Meeting of the Parliament 08 February 2023
John Mason’s idea that £56 million is “very little money” to spend on a vast and unnecessary bureaucracy that nobody wants says a lot about his priorities. In the midst of a cost of living crisis that is disproportionately impacting those on low pay—social care staff make up a large part of them—I can think of better ways to spend that money than wasting it on that towering bureaucratic mess. The plans will not address the problems in social care; they will only consume huge amounts of our time and staff time, and they will actually cut the funds that are available for the delivery of that care. It is hard to imagine a worse idea for the sector than that.
If the Government does not want to listen to me, it does not need to. It can listen to the Finance and Public Administration Committee, which has said that it is “difficult” to assess whether the Government’s plans are “affordable or sustainable”, or to the Convention of Scottish Local Authorities, which has said that, for those in need of support,
“waiting four or five years for the establishment of the NCS is not an option.”
The Government could also listen to health board bosses, trade unions or even its own back benchers. Who can forget Michelle Thomson’s comments? She said that she had “no confidence whatsoever” in the Government’s plan and was “completely surprised” by the lack of detail in her Government’s financial memorandum. I could cite numerous other organisations that say that the Government’s proposals simply will not work, and the Scottish Liberal Democrats agree.
It seems that social care staff agree, too. A report by Unison revealed that 71 per cent of them think that the Government’s plans will have a negative impact on standards of care. That is from the people who work at the coalface every day. No one understands the system better than they do, and the Government would do well to heed their warnings, which are legion. Seventy-seven per cent of social care staff said that the Government’s plans would lead to greater staff insecurity. They all agree that what is needed is more investment in staffing and resources, better pay and better conditions, not a towering and clunking bureaucracy, and that is what Scottish Liberal Democrats want to see, too.

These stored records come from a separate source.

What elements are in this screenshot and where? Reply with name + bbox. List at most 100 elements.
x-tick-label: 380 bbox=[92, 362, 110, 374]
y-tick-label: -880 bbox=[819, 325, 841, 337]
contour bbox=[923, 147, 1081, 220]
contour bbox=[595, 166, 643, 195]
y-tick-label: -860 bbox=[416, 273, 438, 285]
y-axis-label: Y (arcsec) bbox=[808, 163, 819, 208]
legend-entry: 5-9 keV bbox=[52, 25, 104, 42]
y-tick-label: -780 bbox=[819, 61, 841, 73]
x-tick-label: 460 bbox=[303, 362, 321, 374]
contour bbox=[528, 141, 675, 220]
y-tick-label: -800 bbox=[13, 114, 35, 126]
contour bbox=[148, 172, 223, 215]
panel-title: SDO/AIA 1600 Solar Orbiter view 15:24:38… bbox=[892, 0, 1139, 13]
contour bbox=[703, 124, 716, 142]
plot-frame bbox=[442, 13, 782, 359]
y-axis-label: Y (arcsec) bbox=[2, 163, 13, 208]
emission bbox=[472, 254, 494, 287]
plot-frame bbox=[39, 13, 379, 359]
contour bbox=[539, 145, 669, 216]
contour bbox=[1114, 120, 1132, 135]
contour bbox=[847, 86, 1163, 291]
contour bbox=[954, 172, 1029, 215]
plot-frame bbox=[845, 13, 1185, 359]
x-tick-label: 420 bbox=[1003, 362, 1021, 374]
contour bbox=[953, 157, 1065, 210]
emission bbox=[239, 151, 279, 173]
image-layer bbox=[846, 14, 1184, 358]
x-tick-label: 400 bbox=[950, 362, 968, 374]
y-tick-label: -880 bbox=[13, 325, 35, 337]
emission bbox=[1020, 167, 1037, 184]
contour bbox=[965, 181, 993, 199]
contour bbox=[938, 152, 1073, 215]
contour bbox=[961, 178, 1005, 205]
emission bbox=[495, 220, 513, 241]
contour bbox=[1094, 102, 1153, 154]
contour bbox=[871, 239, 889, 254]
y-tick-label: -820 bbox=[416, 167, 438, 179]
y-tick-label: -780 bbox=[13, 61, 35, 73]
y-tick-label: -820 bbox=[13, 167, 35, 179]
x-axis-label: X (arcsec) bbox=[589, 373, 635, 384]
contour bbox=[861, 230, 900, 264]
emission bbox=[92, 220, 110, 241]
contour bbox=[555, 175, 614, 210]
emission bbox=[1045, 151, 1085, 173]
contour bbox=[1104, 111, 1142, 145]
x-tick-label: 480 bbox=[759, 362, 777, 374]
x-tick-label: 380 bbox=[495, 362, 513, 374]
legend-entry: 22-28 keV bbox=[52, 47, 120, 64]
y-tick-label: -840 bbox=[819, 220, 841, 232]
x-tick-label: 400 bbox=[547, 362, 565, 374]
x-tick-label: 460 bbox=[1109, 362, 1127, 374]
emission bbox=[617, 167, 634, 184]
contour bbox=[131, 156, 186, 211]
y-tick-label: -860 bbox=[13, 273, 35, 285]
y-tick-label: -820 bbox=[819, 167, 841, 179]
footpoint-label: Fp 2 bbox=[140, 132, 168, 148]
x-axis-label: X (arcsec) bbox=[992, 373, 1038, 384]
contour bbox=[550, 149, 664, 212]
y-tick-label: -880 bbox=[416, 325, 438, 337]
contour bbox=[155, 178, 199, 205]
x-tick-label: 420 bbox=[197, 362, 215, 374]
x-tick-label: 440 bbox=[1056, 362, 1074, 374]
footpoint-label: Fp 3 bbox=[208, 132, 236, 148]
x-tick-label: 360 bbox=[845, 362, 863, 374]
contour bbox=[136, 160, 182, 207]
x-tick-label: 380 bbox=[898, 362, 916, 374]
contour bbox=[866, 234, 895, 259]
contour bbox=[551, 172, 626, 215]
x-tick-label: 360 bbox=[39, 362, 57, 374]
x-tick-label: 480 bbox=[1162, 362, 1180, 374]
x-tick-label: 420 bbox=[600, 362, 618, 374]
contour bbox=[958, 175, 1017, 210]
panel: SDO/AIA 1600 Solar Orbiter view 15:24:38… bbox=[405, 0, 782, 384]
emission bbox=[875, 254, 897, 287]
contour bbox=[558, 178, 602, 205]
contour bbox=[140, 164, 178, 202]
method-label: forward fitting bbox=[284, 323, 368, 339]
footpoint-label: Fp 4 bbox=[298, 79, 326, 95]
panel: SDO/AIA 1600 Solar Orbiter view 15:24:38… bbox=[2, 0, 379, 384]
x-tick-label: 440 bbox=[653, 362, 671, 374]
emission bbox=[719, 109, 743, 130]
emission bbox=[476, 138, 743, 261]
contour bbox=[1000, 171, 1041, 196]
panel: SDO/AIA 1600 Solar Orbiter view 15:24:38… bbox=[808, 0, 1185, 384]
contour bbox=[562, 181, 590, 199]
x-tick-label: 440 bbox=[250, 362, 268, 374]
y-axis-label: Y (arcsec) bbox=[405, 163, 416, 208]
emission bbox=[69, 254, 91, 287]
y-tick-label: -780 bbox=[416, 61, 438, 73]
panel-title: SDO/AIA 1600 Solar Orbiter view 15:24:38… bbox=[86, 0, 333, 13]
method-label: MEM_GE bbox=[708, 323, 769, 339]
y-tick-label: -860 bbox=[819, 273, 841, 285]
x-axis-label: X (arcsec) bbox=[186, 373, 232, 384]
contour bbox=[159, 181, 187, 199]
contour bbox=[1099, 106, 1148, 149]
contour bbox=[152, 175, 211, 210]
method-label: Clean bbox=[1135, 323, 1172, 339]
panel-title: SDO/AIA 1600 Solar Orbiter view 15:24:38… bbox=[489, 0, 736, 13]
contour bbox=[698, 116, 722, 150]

We want to reward staff with better pay and conditions, as well as with opportunities for career progression. We want to make social care a profession of choice again, backed by the introduction of powerful collective national bargaining. That should begin this year, not on the Government’s current glacial schedule. We also want to accelerate the introduction of new national standards and entitlements for those who depend on our care service.
It goes without saying that we want the Government to abolish all its current plans for centralisation, because Liberal Democrats fundamentally believe that people in Shetland, Moray and Caithness are far better placed to understand the needs and the profile of their communities than Scottish ministers or officials are. However, the Government is determined to conduct an unprecedented power grab. The Delegated Powers and Law Reform Committee says that the proposals set a “dangerous precedent” and risk
“undermining the role of the parliament.”
I turn to delayed discharge. In recent months, we have heard a lot in the chamber about crippling waiting times in accident and emergency departments. Those delays do not represent a deficiency of care in emergency departments; they are rooted in the problems in our social care sector. A and E departments are full of patients who cannot be discharged to other hospital departments, and hospitals are full because, on any given night, more than 1,000 people who are well enough to go home are stuck in hospital because they are too frail to go home without a social care package. In November last year, more than 58,000 days were spent in hospital by people who were clinically ready to be discharged. The Government promised to eradicate delayed discharge back in 2015, yet here we are.
It is clear that the Government lacks the necessary foresight to see, and the humility to admit, the mistake that it is making with its current proposals, which do not address the manifest problems in our social care sector. Our heroic social care staff, and the thousands of people who rely on them, deserve much better than this, and they keep telling the Government exactly that. This afternoon, let us send an unequivocal message to the Government: scrap the plans for a national care service, go back to the drawing board and think again.
I move,
That the Parliament thanks all those who work in the social care sector for their dedication, but believes that they have been undervalued for years; acknowledges that there is a shortage of staff working throughout social care; believes that this shortage is impacting the waiting times of those who require care packages and leading to year-on-year increases in delayed discharges, which the Scottish Government promised to eradicate within a year in 2015, contributing to the crisis in the NHS, and calls on the Scottish Government and its social care partners to reward staff with better pay, conditions and career progression, backed by the introduction of powerful national bargaining beginning in 2023-24, the acceleration of new national standards and entitlements for users, and the abolition of the SNP-Scottish Green Party administration’s plans for a National Care Service, which will not address the problems, will consume considerable staff time, and will cut the funds available for social care.